Свою бесхитростность и полную правдивость я почувствовала еще в детском саду. Помню, что осознавала это как отличие от других детей. Не анализировала, а ощущала, что отличаюсь к лучшему: вокруг было много глупостей и мелких злодейств, мне не свойственных. И однажды осенило: я вообще лучше всех. Открытие не обрадовало и не огорчило – в детстве постоянно обнаруживаешь важное, это было не важнее прочего, и я ни с кем не поделилась.
В начальной школе мне выписали газету «Пионерская правда». Я ее всю прочитывала.
Детям почему-то нравится смотреть карикатуры. Взрослым, впрочем, тоже. Но меня сынок Кирюша удивлял тем, что в 6 лет, едва научился читать, с удовольствием смотрел политические карикатуры в «Крокодиле» и читал к ним подписи, хотя, конечно, смысла понимать не мог.

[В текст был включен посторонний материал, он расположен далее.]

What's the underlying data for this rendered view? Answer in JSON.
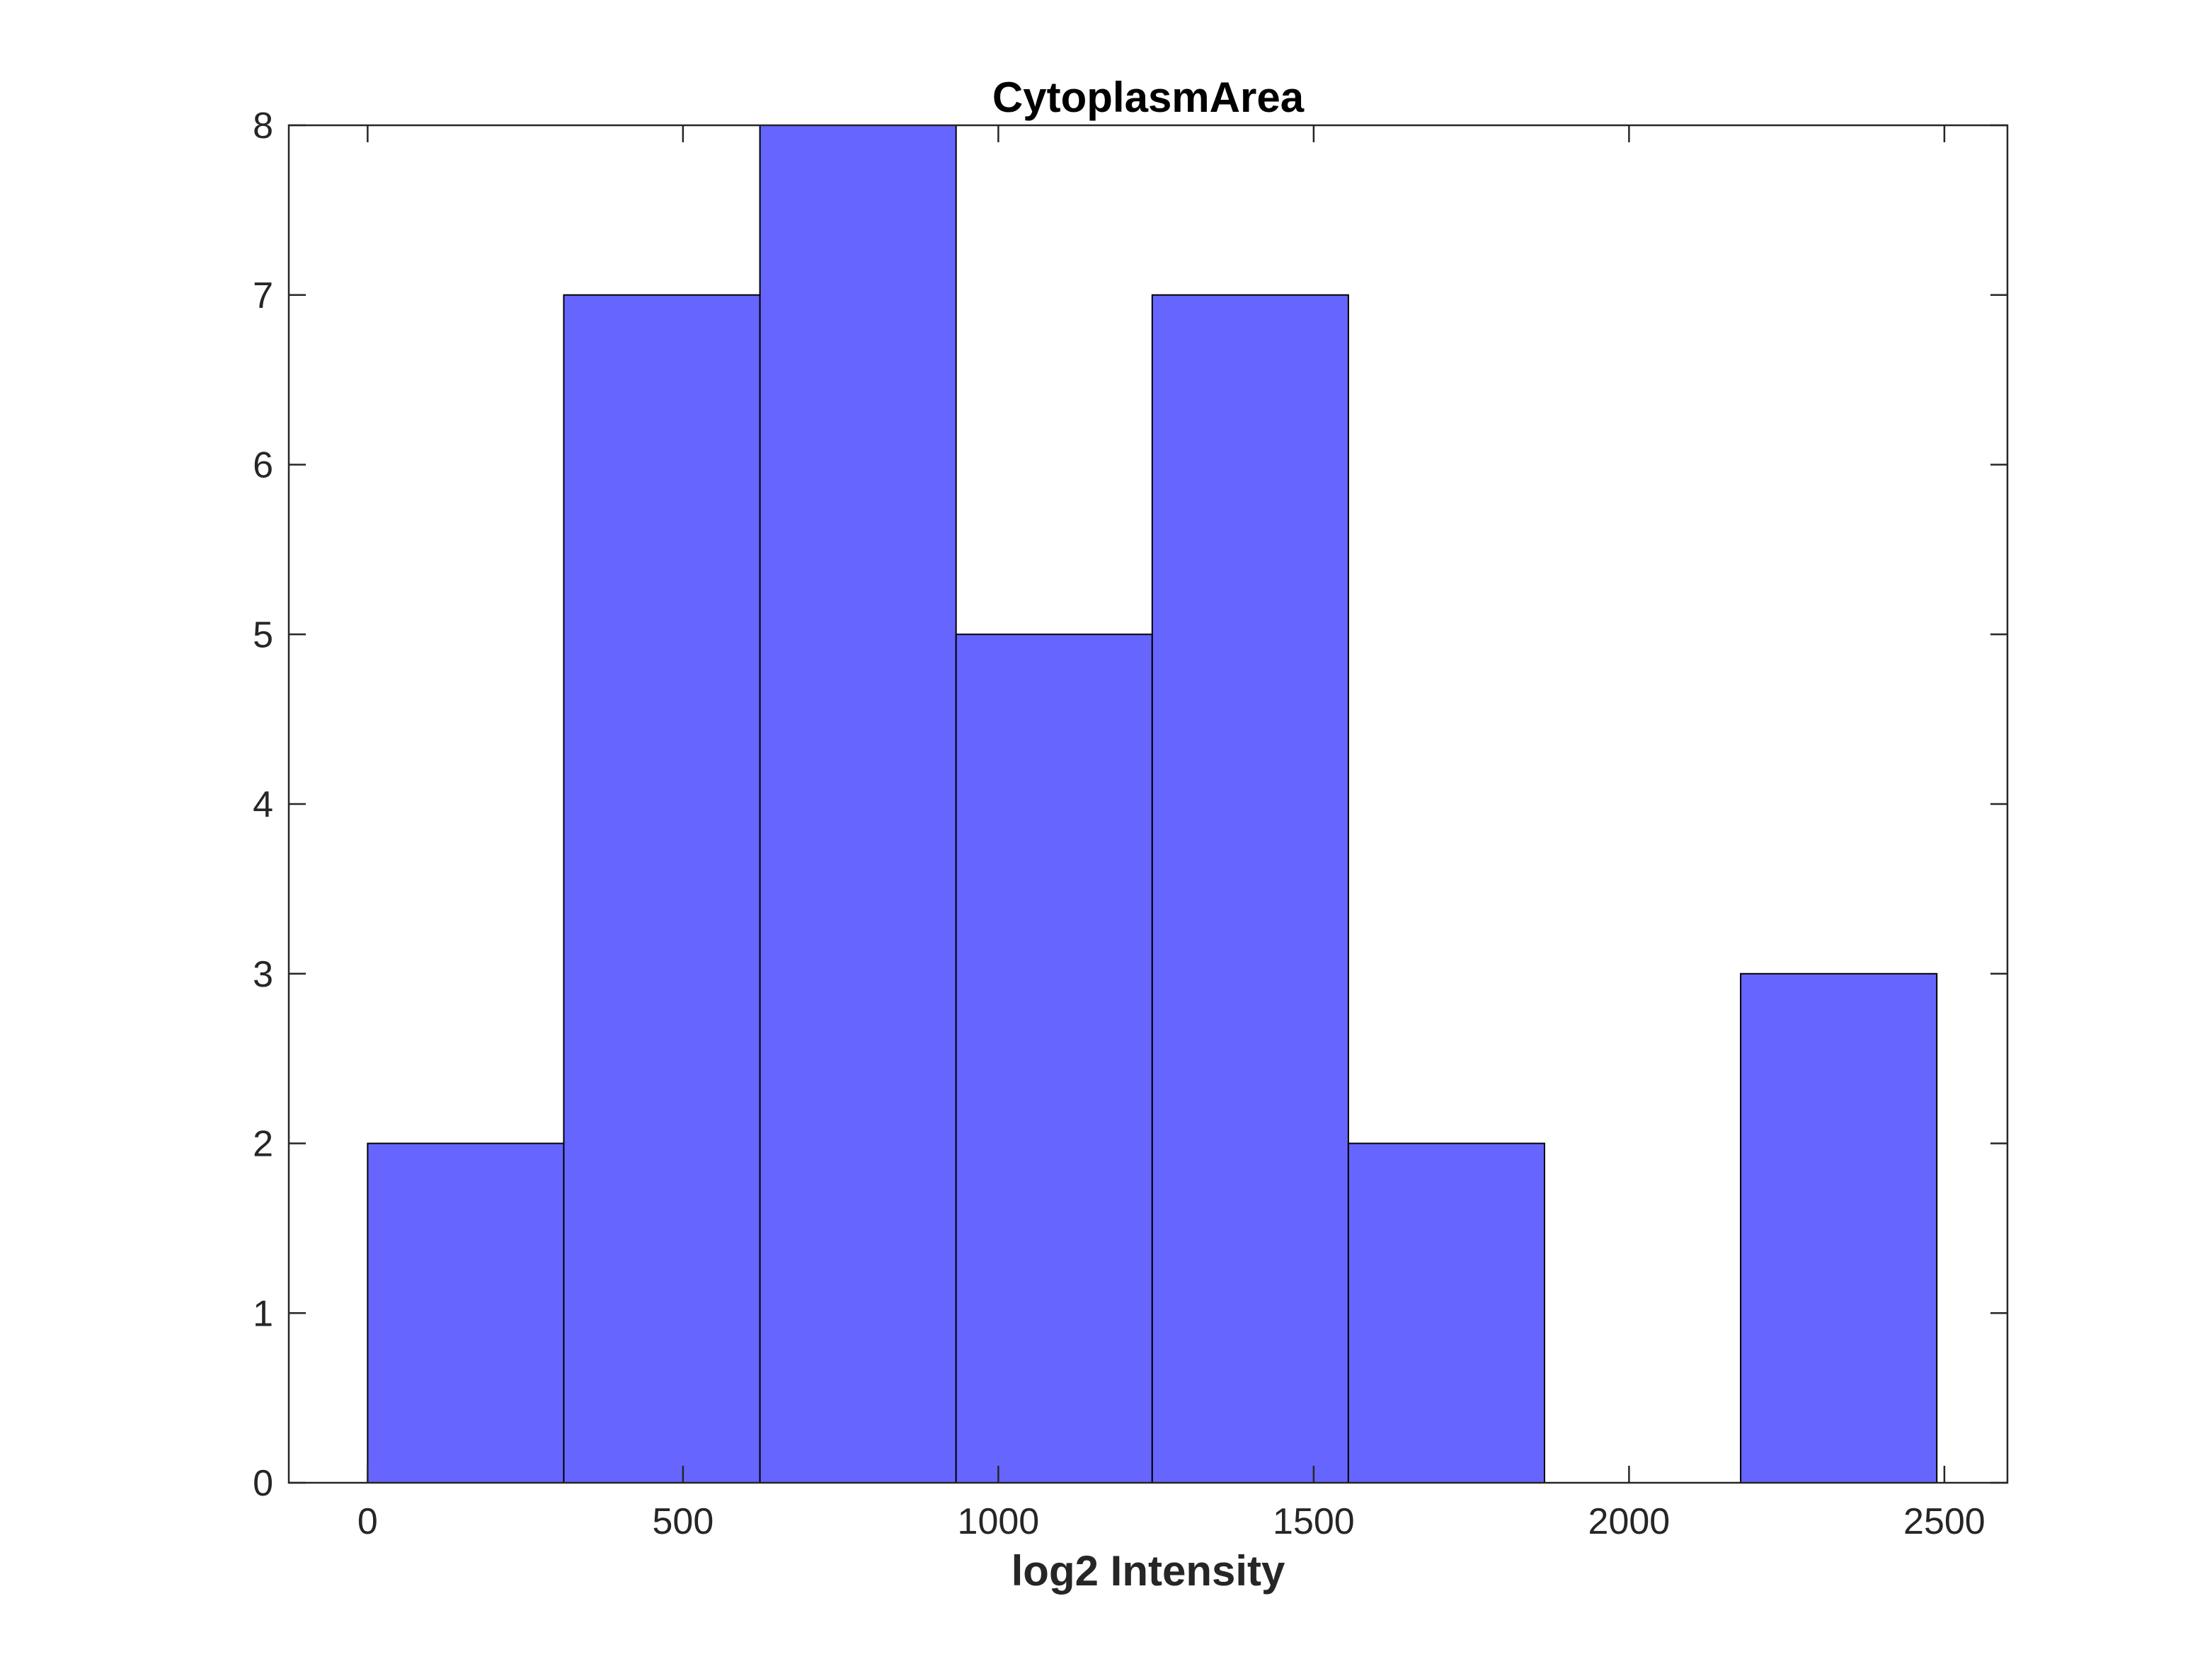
{
  "chart_data": {
    "type": "bar",
    "title": "CytoplasmArea",
    "xlabel": "log2 Intensity",
    "ylabel": "",
    "bin_edges": [
      0,
      311,
      622,
      933,
      1244,
      1555,
      1866,
      2177,
      2488
    ],
    "values": [
      2,
      7,
      8,
      5,
      7,
      2,
      0,
      3
    ],
    "xlim": [
      -125,
      2600
    ],
    "ylim": [
      0,
      8
    ],
    "x_ticks": [
      0,
      500,
      1000,
      1500,
      2000,
      2500
    ],
    "y_ticks": [
      0,
      1,
      2,
      3,
      4,
      5,
      6,
      7,
      8
    ],
    "grid": false,
    "bar_color": "#6666ff",
    "edge_color": "#000000"
  }
}
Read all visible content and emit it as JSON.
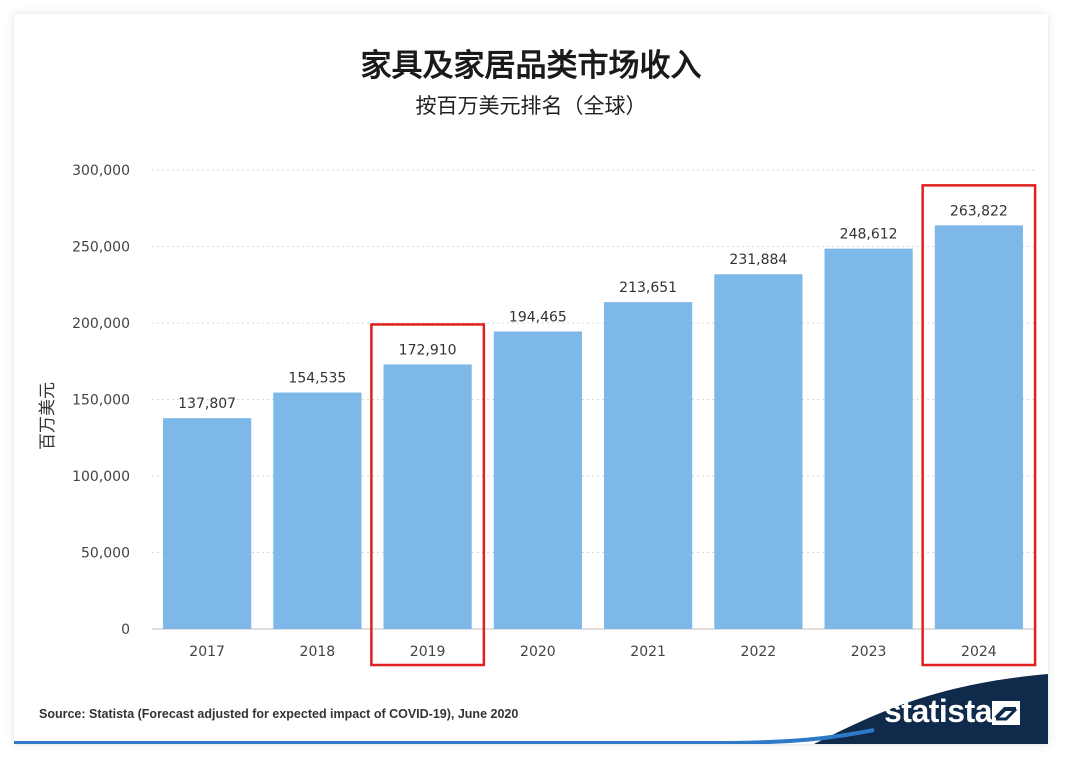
{
  "chart_data": {
    "type": "bar",
    "title": "家具及家居品类市场收入",
    "subtitle": "按百万美元排名（全球）",
    "ylabel": "百万美元",
    "xlabel": "",
    "categories": [
      "2017",
      "2018",
      "2019",
      "2020",
      "2021",
      "2022",
      "2023",
      "2024"
    ],
    "values": [
      137807,
      154535,
      172910,
      194465,
      213651,
      231884,
      248612,
      263822
    ],
    "value_labels": [
      "137,807",
      "154,535",
      "172,910",
      "194,465",
      "213,651",
      "231,884",
      "248,612",
      "263,822"
    ],
    "ylim": [
      0,
      300000
    ],
    "yticks": [
      0,
      50000,
      100000,
      150000,
      200000,
      250000,
      300000
    ],
    "ytick_labels": [
      "0",
      "50,000",
      "100,000",
      "150,000",
      "200,000",
      "250,000",
      "300,000"
    ],
    "grid": true,
    "bar_color": "#7db8e8",
    "highlighted_categories": [
      "2019",
      "2024"
    ],
    "highlight_color": "#e02020"
  },
  "footer": {
    "source": "Source: Statista (Forecast adjusted for expected impact of COVID-19), June 2020",
    "brand": "statista",
    "brand_bg": "#0f2a4a",
    "accent_line": "#2d79c7"
  }
}
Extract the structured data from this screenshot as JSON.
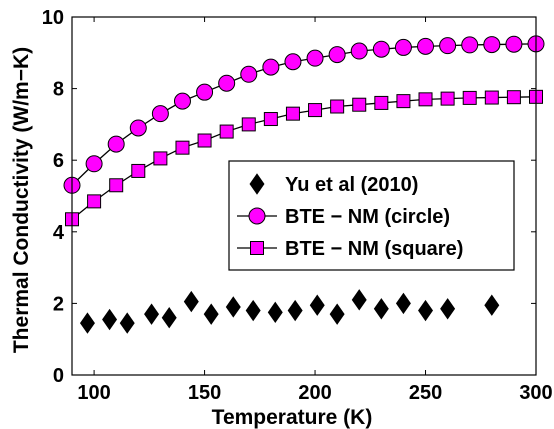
{
  "chart_data": {
    "type": "scatter",
    "title": "",
    "xlabel": "Temperature (K)",
    "ylabel": "Thermal Conductivity (W/m−K)",
    "xlim": [
      90,
      300
    ],
    "ylim": [
      0,
      10
    ],
    "xticks": [
      "100",
      "150",
      "200",
      "250",
      "300"
    ],
    "yticks": [
      "0",
      "2",
      "4",
      "6",
      "8",
      "10"
    ],
    "xtick_values": [
      100,
      150,
      200,
      250,
      300
    ],
    "ytick_values": [
      0,
      2,
      4,
      6,
      8,
      10
    ],
    "grid": false,
    "legend_position": "center-right",
    "series": [
      {
        "name": "Yu et al (2010)",
        "marker": "diamond",
        "line": false,
        "color": "#000000",
        "x": [
          97,
          107,
          115,
          126,
          134,
          144,
          153,
          163,
          172,
          182,
          191,
          201,
          210,
          220,
          230,
          240,
          250,
          260,
          280
        ],
        "y": [
          1.45,
          1.55,
          1.45,
          1.7,
          1.6,
          2.05,
          1.7,
          1.9,
          1.8,
          1.75,
          1.8,
          1.95,
          1.7,
          2.1,
          1.85,
          2.0,
          1.8,
          1.85,
          1.95
        ]
      },
      {
        "name": "BTE − NM (circle)",
        "marker": "circle",
        "line": true,
        "color": "#ff00ff",
        "x": [
          90,
          100,
          110,
          120,
          130,
          140,
          150,
          160,
          170,
          180,
          190,
          200,
          210,
          220,
          230,
          240,
          250,
          260,
          270,
          280,
          290,
          300
        ],
        "y": [
          5.3,
          5.9,
          6.45,
          6.9,
          7.3,
          7.65,
          7.9,
          8.15,
          8.4,
          8.6,
          8.75,
          8.85,
          8.95,
          9.05,
          9.1,
          9.15,
          9.18,
          9.2,
          9.22,
          9.23,
          9.24,
          9.25
        ]
      },
      {
        "name": "BTE − NM (square)",
        "marker": "square",
        "line": true,
        "color": "#ff00ff",
        "x": [
          90,
          100,
          110,
          120,
          130,
          140,
          150,
          160,
          170,
          180,
          190,
          200,
          210,
          220,
          230,
          240,
          250,
          260,
          270,
          280,
          290,
          300
        ],
        "y": [
          4.35,
          4.85,
          5.3,
          5.7,
          6.05,
          6.35,
          6.55,
          6.8,
          7.0,
          7.15,
          7.3,
          7.4,
          7.5,
          7.55,
          7.6,
          7.65,
          7.7,
          7.72,
          7.74,
          7.75,
          7.76,
          7.77
        ]
      }
    ]
  }
}
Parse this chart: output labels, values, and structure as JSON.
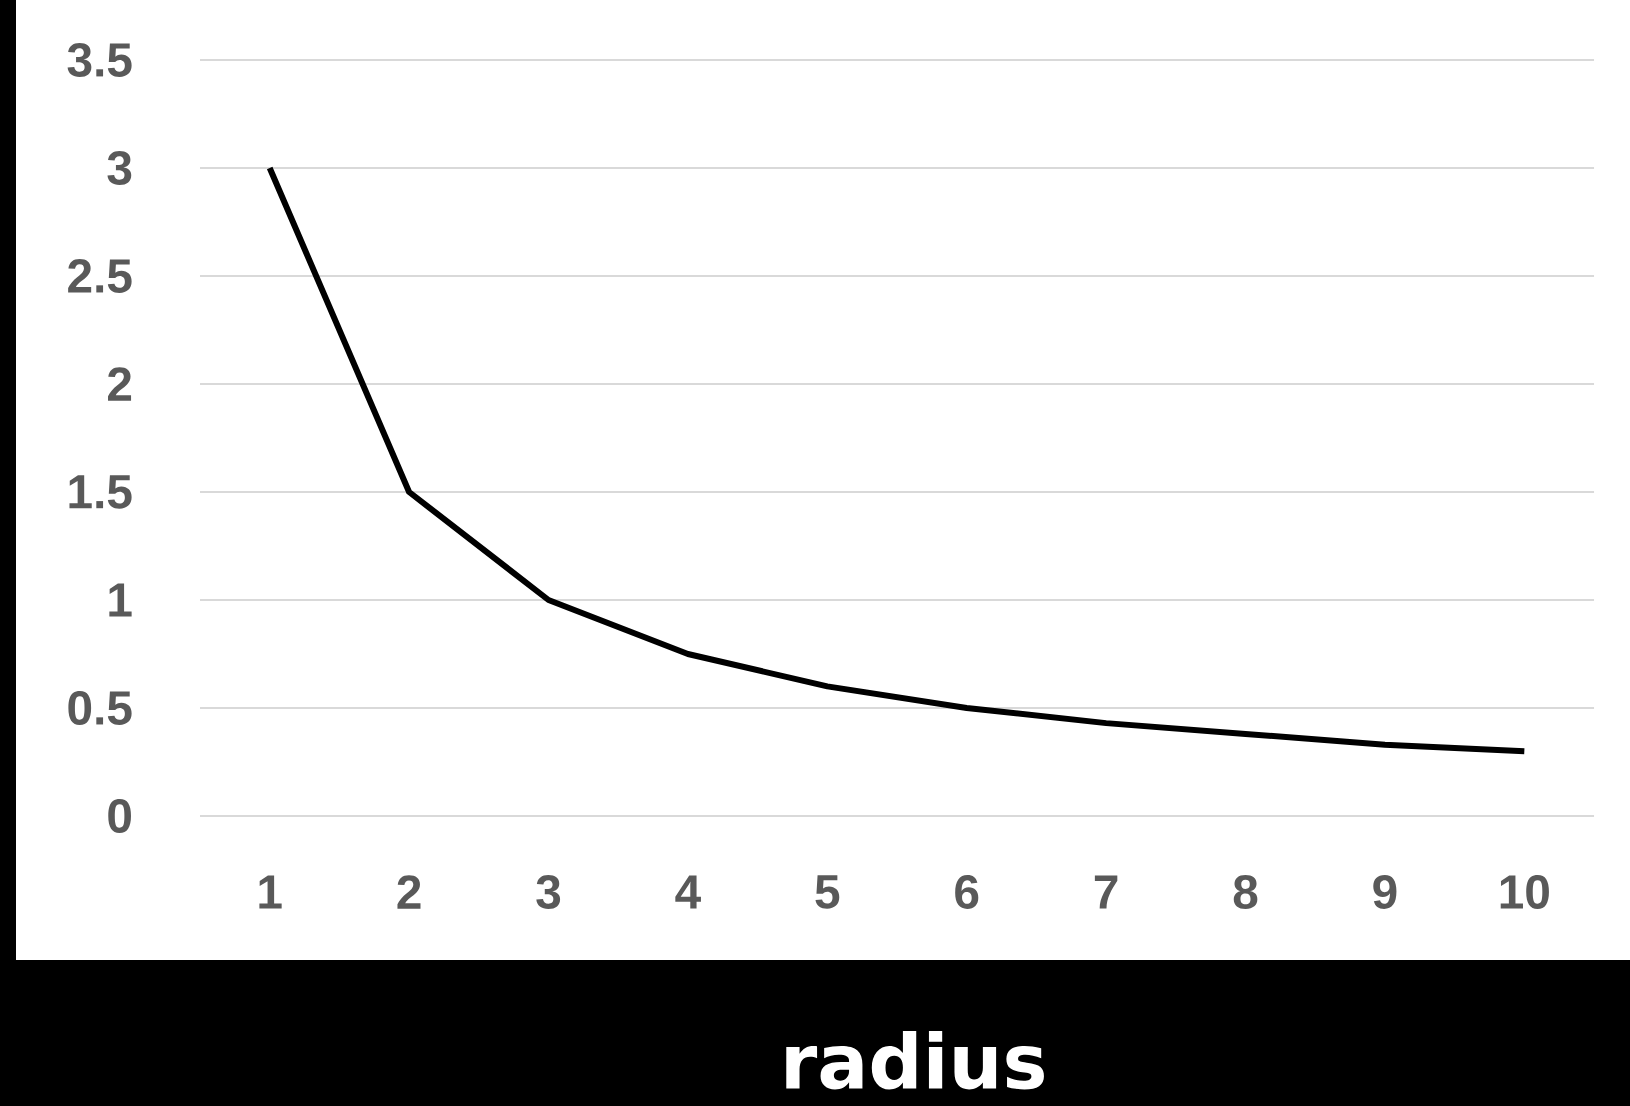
{
  "chart_data": {
    "type": "line",
    "xlabel": "radius",
    "categories": [
      "1",
      "2",
      "3",
      "4",
      "5",
      "6",
      "7",
      "8",
      "9",
      "10"
    ],
    "series": [
      {
        "color": "#000000",
        "values": [
          3,
          1.5,
          1,
          0.75,
          0.6,
          0.5,
          0.43,
          0.38,
          0.33,
          0.3
        ]
      }
    ],
    "ylim": [
      0,
      3.5
    ],
    "yticks": [
      0,
      0.5,
      1,
      1.5,
      2,
      2.5,
      3,
      3.5
    ],
    "grid": "y"
  }
}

Был такой политический карикатурист Лисогорский. Менее известный, чем Кукрыниксы или Борис Ефимов (брат убиенного Сталиным знаменитого журналиста Кольцова), но тоже много печатался. Помимо «Крокодила» он подрабатывал в «Пионерке» (и я впоследствии этим же подрабатывала: гонорары текли постоянной тонкой струйкой, поддерживая между гонорарами за книжные иллюстрации. За каждую картинку выписывали 3-5, а то и 6 рублей – зависело от размера. Обидно было, когда слетал текст с моей иллюстрацией – обычное в газете дело - тогда за уже принятую к печати картинку ничего не получала. Но газета выходила раза два-три в неделю и все равно в гонорарный день что-то набегало).
Так вот, Лисогорский однажды нарисовал в «Пионерке» карикатуры на детей, обладающих разными пороками и к ним были небольшие пояснительные тексты. Видимо там был обычный набор: лентяй, неряха, тот, кто пользуется шпаргалками… Я запомнила только одну картинку: мальчик с сильно загнутым кверху носом. Это был зазнайка. В подписи объяснялось, что зазнайка думает, будто он лучше всех.
Таким образом, я узнала, что заблуждалась относительно себя - как все зазнайки. Но и это меня не расстроило. Скорее наоборот – порадовалась, что на глаза попалась картинка, разъяснившая моё внутреннее недоразумение.
Сережа мне рассказывал, что у него тоже было нечто похожее. Когда умер Сталин, у него возникло ощущение, будто несмотря на всенародное горе, никто не может понять всю важность и глубину произошедшего. Только он – в полной мере, хотя и без всеобщей истерики. И возникло ощущение, что придется ему в чем-то заменить Сталина, не потому, что сравнивал себя с ним, а потому, что он единственный, кто правильно понимает масштаб потери.
Но и Сережа ни с кем не делился этими соображениями. Бог миловал. Только со мной и только через 30 лет.
Приложение:
а я смерть Сталина очень хотела переживать как люди, то есть трагически. Но не чувствовала горя и вообще ничего не чувствовала. И скрывала это ото всех, думая, что в моей психической конструкции какой-то серьезный порок.
Впоследствии папа рассказал, что скрывал другое: радость. И когда он 5 марта 1953 года встретил у нас в Собиновском переулке милую женщину, которую встречал уже не однажды, то на радостях наконец поздоровался с ней, чего ему давно хотелось – так с незнакомыми людьми иногда бывает в народные праздники типа Нового года.
Так мы и помалкивали тогда, кто о чем.
Но я не только завидовала тем, кто плакал, я считала: кто плачет – тот хороший (я-то оказалась плохой, но скрывала). Как-то дворовая знакомая, девочка Тата ругала своих соседей по квартире, повторяя слова взрослых. Я засомневалась – так ли плохи эти соседи (я их, конечно, знала, тогда все всех знали, как в деревне). И задала Тате свой тест-вопрос: «Они плакали, когда умер Сталин?». На что Тата не моргнув глазом наврала: «Наоборот, радовались, что теперь их власть, татарская». Помню, что тогда я смутно засомневалась, хотя еще не научилась толком понимать, когда врут. Кстати, через несколько лет, не забыв ее реплику, поняла, что Тата спутала национальности. Не были соседи татарами.
Еще продолжение:
Тата жила с мамой и бабушкой - очень распространенная послевоенная семейная схема. И её соседи - лжетатары, были лжетатарками - ни одного мужчины не имелось ни в их семье, ни вообще в Татиной коммуналке.